Dropping Knowledge was founded by Ralf Schmerberg, Cindy Gantz and Jackie Wallace. In its development Dropping Knowledge became an interactive online platform for questions, concerns and initiatives from around the world. People who are usually not be heard found a platform and community to voice their individual concerns. Out of this huge pool Dropping Knowledge selected the questions for the Table of Free Voices.
This impressive event in Berlin was the culminating point of a huge and diverse long-term production. In the forefront of the Table of Free Voices we travelled the world to meet amazing people that try to make a difference with their work and living, to see and experience the effects of crucial global developments such as global warming on the ground: We went to Mumbai, Beijing, San Francisco, Caracas, New Orleans and elsewhere.
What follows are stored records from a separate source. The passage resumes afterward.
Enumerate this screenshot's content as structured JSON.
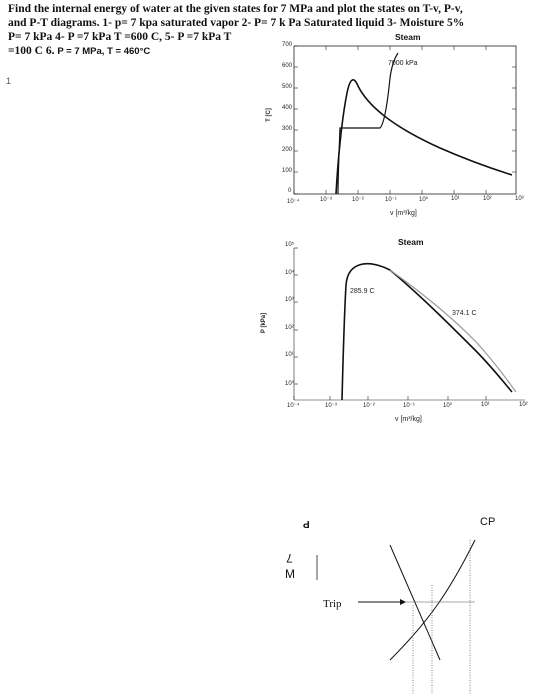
{
  "question": {
    "line1": "Find the internal energy of water at the given states for 7 MPa and plot the states on T-v, P-v,",
    "line2": "and P-T diagrams. 1- p= 7 kpa saturated vapor  2- P= 7 k Pa Saturated liquid 3- Moisture 5%",
    "line3": "P= 7 kPa 4- P =7 kPa T =600 C, 5- P =7 kPa T",
    "line4a": "=100 C 6.",
    "line4b": "P = 7 MPa, T = 460°C"
  },
  "margin_mark": "1",
  "tv_chart": {
    "title": "Steam",
    "ylabel": "T [C]",
    "xlabel": "v [m³/kg]",
    "yticks": [
      "700",
      "600",
      "500",
      "400",
      "300",
      "200",
      "100",
      "0"
    ],
    "xticks": [
      "10⁻⁴",
      "10⁻³",
      "10⁻²",
      "10⁻¹",
      "10⁰",
      "10¹",
      "10²",
      "10³"
    ],
    "annotation": "7000 kPa"
  },
  "pv_chart": {
    "title": "Steam",
    "ylabel": "P [kPa]",
    "xlabel": "v [m³/kg]",
    "yticks": [
      "10⁵",
      "10⁴",
      "10³",
      "10²",
      "10¹",
      "10⁰"
    ],
    "xticks": [
      "10⁻⁴",
      "10⁻³",
      "10⁻²",
      "10⁻¹",
      "10⁰",
      "10¹",
      "10²"
    ],
    "annotation_left": "285.9 C",
    "annotation_right": "374.1 C"
  },
  "pt_sketch": {
    "p_label": "P",
    "m_label_7": "7",
    "m_label_m": "M",
    "trip_label": "Trip",
    "cp_label": "CP"
  }
}
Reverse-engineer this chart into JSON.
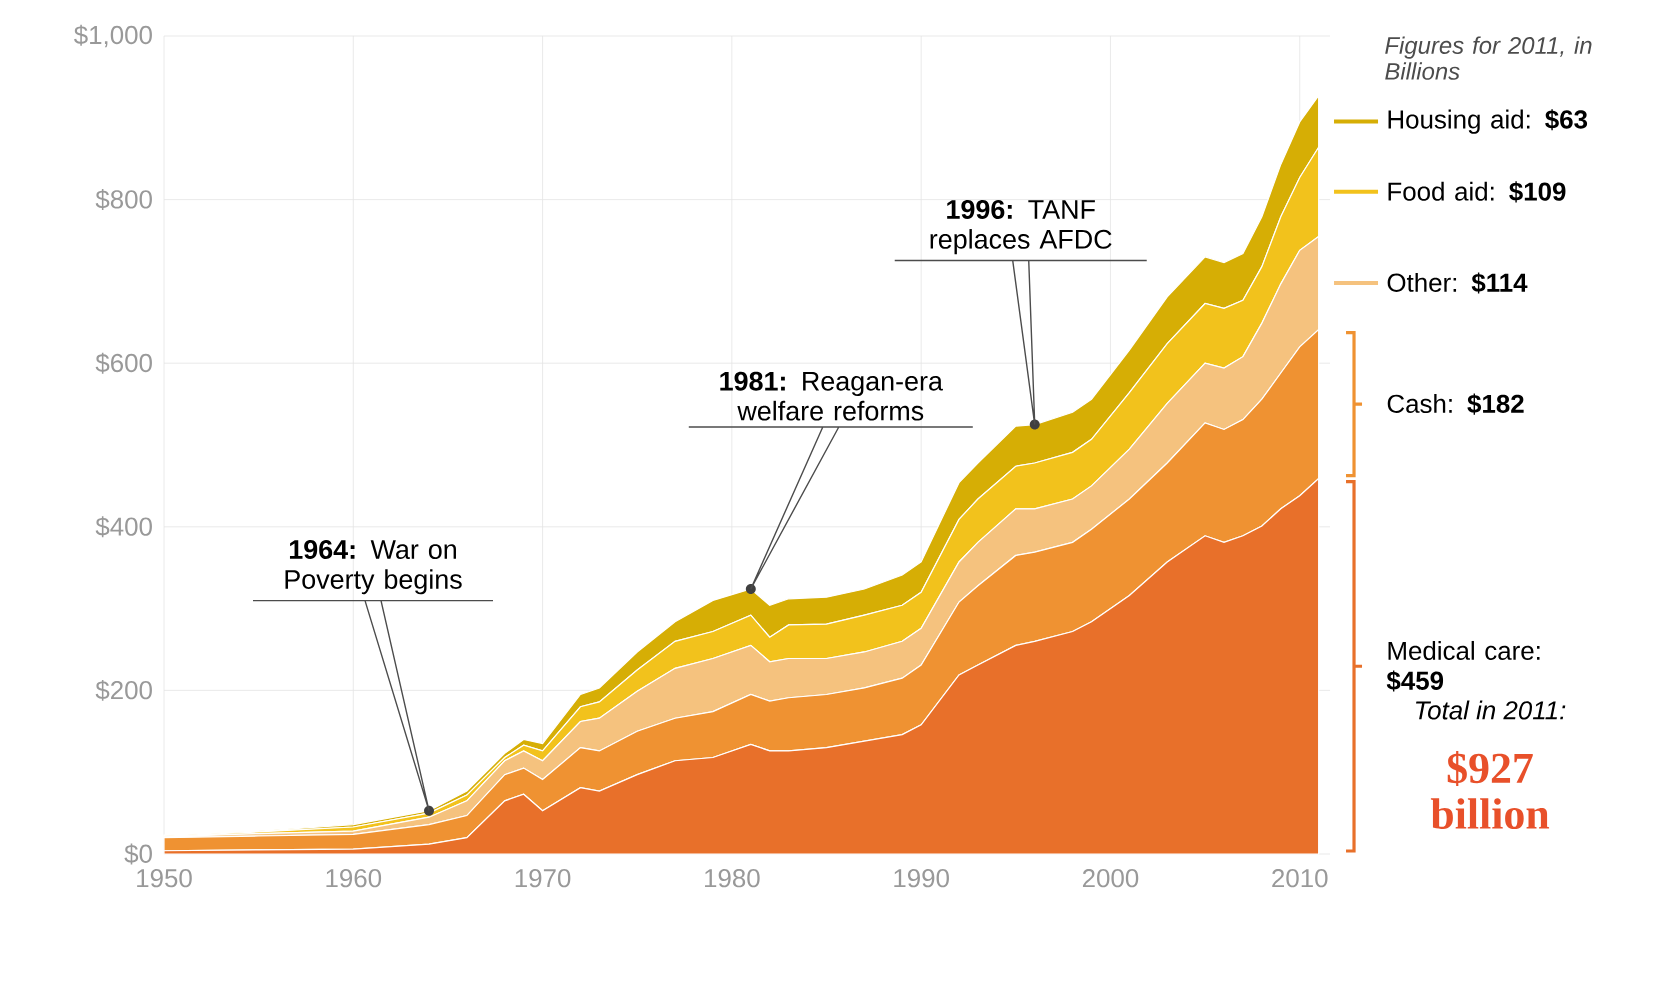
{
  "chart_data": {
    "type": "area",
    "stacked": true,
    "grid": true,
    "legend": "right",
    "x": [
      1950,
      1955,
      1960,
      1964,
      1966,
      1968,
      1969,
      1970,
      1972,
      1973,
      1975,
      1977,
      1979,
      1981,
      1982,
      1983,
      1985,
      1987,
      1989,
      1990,
      1992,
      1993,
      1995,
      1996,
      1998,
      1999,
      2001,
      2003,
      2005,
      2006,
      2007,
      2008,
      2009,
      2010,
      2011
    ],
    "xlim": [
      1950,
      2011.6
    ],
    "xticks": [
      1950,
      1960,
      1970,
      1980,
      1990,
      2000,
      2010
    ],
    "ylim": [
      0,
      1000
    ],
    "yticks": [
      {
        "value": 0,
        "label": "$0"
      },
      {
        "value": 200,
        "label": "$200"
      },
      {
        "value": 400,
        "label": "$400"
      },
      {
        "value": 600,
        "label": "$600"
      },
      {
        "value": 800,
        "label": "$800"
      },
      {
        "value": 1000,
        "label": "$1,000"
      }
    ],
    "series": [
      {
        "name": "Medical care: **$459**",
        "color": "#e8702a",
        "values": [
          4,
          5,
          6,
          12,
          20,
          65,
          73,
          53,
          81,
          77,
          97,
          114,
          118,
          134,
          126,
          126,
          130,
          138,
          146,
          158,
          219,
          231,
          255,
          260,
          272,
          284,
          316,
          357,
          389,
          381,
          389,
          401,
          422,
          438,
          459
        ]
      },
      {
        "name": "Cash: **$182**",
        "color": "#ef9232",
        "values": [
          16,
          17,
          18,
          24,
          27,
          32,
          32,
          38,
          49,
          49,
          53,
          52,
          56,
          61,
          61,
          65,
          65,
          65,
          69,
          73,
          89,
          97,
          110,
          109,
          109,
          113,
          118,
          121,
          138,
          138,
          142,
          155,
          166,
          182,
          182
        ]
      },
      {
        "name": "Other: **$114**",
        "color": "#f5c27e",
        "values": [
          1,
          3,
          4,
          9,
          18,
          17,
          21,
          23,
          32,
          40,
          49,
          61,
          65,
          60,
          48,
          48,
          44,
          44,
          45,
          45,
          49,
          53,
          57,
          53,
          53,
          53,
          61,
          73,
          73,
          75,
          77,
          93,
          109,
          118,
          114
        ]
      },
      {
        "name": "Food aid: **$109**",
        "color": "#f2c21c",
        "values": [
          1,
          2,
          5,
          5,
          7,
          4,
          7,
          12,
          18,
          20,
          26,
          33,
          33,
          37,
          30,
          41,
          42,
          45,
          44,
          44,
          52,
          53,
          52,
          56,
          57,
          57,
          69,
          73,
          73,
          73,
          69,
          69,
          82,
          89,
          109
        ]
      },
      {
        "name": "Housing aid: **$63**",
        "color": "#d6ae05",
        "values": [
          1,
          1,
          3,
          3,
          5,
          5,
          7,
          9,
          15,
          17,
          22,
          24,
          38,
          32,
          39,
          32,
          33,
          32,
          37,
          37,
          45,
          44,
          49,
          47,
          49,
          49,
          52,
          57,
          57,
          56,
          57,
          61,
          64,
          68,
          63
        ]
      }
    ],
    "annotations": [
      {
        "text": "**1964:** War on Poverty begins",
        "x": 1964,
        "y": 53
      },
      {
        "text": "**1981:** Reagan-era welfare reforms",
        "x": 1981,
        "y": 324
      },
      {
        "text": "**1996:** TANF replaces AFDC",
        "x": 1996,
        "y": 525
      },
      "Figures for 2011, in Billions",
      "Total in 2011:",
      "$927 billion"
    ]
  }
}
We met and interviewed climate scientist, physicists, meteorologists, activists, environmentalists and artists. We visited photographer Sebastiao Salgado in Paris, civil rights activist Oscar Olivera in Caracas and artist Yang Shaobin in Beijing. We talked to scientists at the Indian Institute of Technology and explored India‘s biggest slum in Mumbai with an estimated population ranging from 200.000 to more than a million people. We took a breath in the planet‘s most polluted air in Beijing and talked to experts at the Chinese National Climate Center. We visited green initiatives in San Francisco and the World Social Forum in Caracas. We saw the devastating effects of the hurricane Katrina in New Orleans and talked to people who were existentially affected by the natural disaster by losing nearly everything.
A. K. Dikshit
Fang Lijun
Brandon Darby
Sebastião Salgado
We collected manifold impressions and questions on our journey. Afterwards we promoted the Table of Free Voices in producing and spread an elaborate online magazine „Questions – Global Warming / Global Warning“ that captures and recapitulates our world journey with a fascinating variety of impressions, articles, interviews that we collected around the globe.